The Fifth Circuit covers Mississippi, Louisiana and Texas, and Gay notes that the First Amendment still protects the right to assembly.

And a new round of federal funding is coming North Dakota's way to help plug dozens of abandoned oil wells.

The U.S. Department of the Interior this week awarded $25 million to North Dakota to respond to what's described as legacy pollution. 46 orphaned oil and gas wells will be plugged, along with remediation work in more than 270 contaminated sites.

Curtis Shuck leads the Well Done Foundation, which works with states on capping neglected wells no longer in operation.

He says this work is vital in reducing negative environmental impacts, such as lingering methane leaks.

End of the day, when we walk away from a project, it's hopefully like it was never there.

Beyond protecting air and water resources, federal officials say these projects create good-paying union jobs and pave the way for economic growth.

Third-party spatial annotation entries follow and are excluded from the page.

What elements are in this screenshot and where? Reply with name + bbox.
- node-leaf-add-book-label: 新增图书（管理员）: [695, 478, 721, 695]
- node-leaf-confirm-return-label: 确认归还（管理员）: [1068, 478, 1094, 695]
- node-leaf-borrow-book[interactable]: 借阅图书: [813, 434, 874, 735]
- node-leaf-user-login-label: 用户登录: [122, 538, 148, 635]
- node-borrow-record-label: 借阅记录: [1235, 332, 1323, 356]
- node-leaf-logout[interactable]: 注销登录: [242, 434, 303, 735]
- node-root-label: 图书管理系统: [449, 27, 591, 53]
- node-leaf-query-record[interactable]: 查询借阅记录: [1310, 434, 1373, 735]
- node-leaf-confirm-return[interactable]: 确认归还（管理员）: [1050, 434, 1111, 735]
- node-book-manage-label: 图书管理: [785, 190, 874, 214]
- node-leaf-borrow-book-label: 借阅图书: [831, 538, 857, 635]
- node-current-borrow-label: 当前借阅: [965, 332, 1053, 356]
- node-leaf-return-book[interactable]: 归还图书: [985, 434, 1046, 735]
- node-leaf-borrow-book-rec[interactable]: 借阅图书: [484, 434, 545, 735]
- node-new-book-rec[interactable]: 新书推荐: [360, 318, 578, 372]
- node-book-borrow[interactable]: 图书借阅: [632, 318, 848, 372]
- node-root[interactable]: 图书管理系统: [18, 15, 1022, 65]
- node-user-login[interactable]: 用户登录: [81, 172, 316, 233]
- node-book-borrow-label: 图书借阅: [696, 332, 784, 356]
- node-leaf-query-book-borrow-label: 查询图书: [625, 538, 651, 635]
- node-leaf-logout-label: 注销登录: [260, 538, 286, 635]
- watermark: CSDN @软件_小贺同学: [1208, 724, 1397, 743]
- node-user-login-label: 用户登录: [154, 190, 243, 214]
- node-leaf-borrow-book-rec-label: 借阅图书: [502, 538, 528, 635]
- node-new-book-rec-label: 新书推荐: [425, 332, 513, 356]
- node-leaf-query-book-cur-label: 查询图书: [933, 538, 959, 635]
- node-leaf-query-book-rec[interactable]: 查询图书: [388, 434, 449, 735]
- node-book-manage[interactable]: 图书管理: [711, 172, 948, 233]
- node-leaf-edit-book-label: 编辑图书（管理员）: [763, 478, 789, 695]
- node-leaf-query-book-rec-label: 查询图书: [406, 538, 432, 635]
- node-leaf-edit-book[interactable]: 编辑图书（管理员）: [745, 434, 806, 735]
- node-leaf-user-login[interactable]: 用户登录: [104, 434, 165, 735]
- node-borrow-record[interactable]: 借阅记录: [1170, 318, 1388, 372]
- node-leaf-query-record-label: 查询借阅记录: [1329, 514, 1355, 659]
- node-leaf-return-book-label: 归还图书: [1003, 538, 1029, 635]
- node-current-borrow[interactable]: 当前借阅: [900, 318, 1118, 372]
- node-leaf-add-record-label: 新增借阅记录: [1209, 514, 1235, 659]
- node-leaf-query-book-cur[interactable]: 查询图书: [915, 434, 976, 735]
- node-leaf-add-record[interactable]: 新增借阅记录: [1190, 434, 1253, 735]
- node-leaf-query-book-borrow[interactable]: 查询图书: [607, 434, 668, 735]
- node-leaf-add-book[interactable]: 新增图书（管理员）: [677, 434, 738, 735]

A number of conservation groups say while these efforts are needed, oil companies that abandoned these sites are being let off the hook.

I'm Mike Moen.

Finally, Minnesota is moving closer to ensuring that all workers are eligible for the state's minimum wage of $10.85 an hour.

The legislature has been taking action on a labor policy bill that includes a provision to essentially do away with minimum wage carve-outs.

That would mean that certain groups of workers, such as those hired by small businesses and employees 18 and younger, would no longer have to settle for the lower wage of $8.85 an hour.

During the Senate floor debate this week, Duluth Democrat Jennifer McEwen defended moves like these.

Our businesses in Minnesota are prepared to have a good quality of life for the people that are working at their businesses.

Republican senators argued that the state is creating a burdensome environment for small business.

This is Mike Clifford for Public News Service, member and listener supported.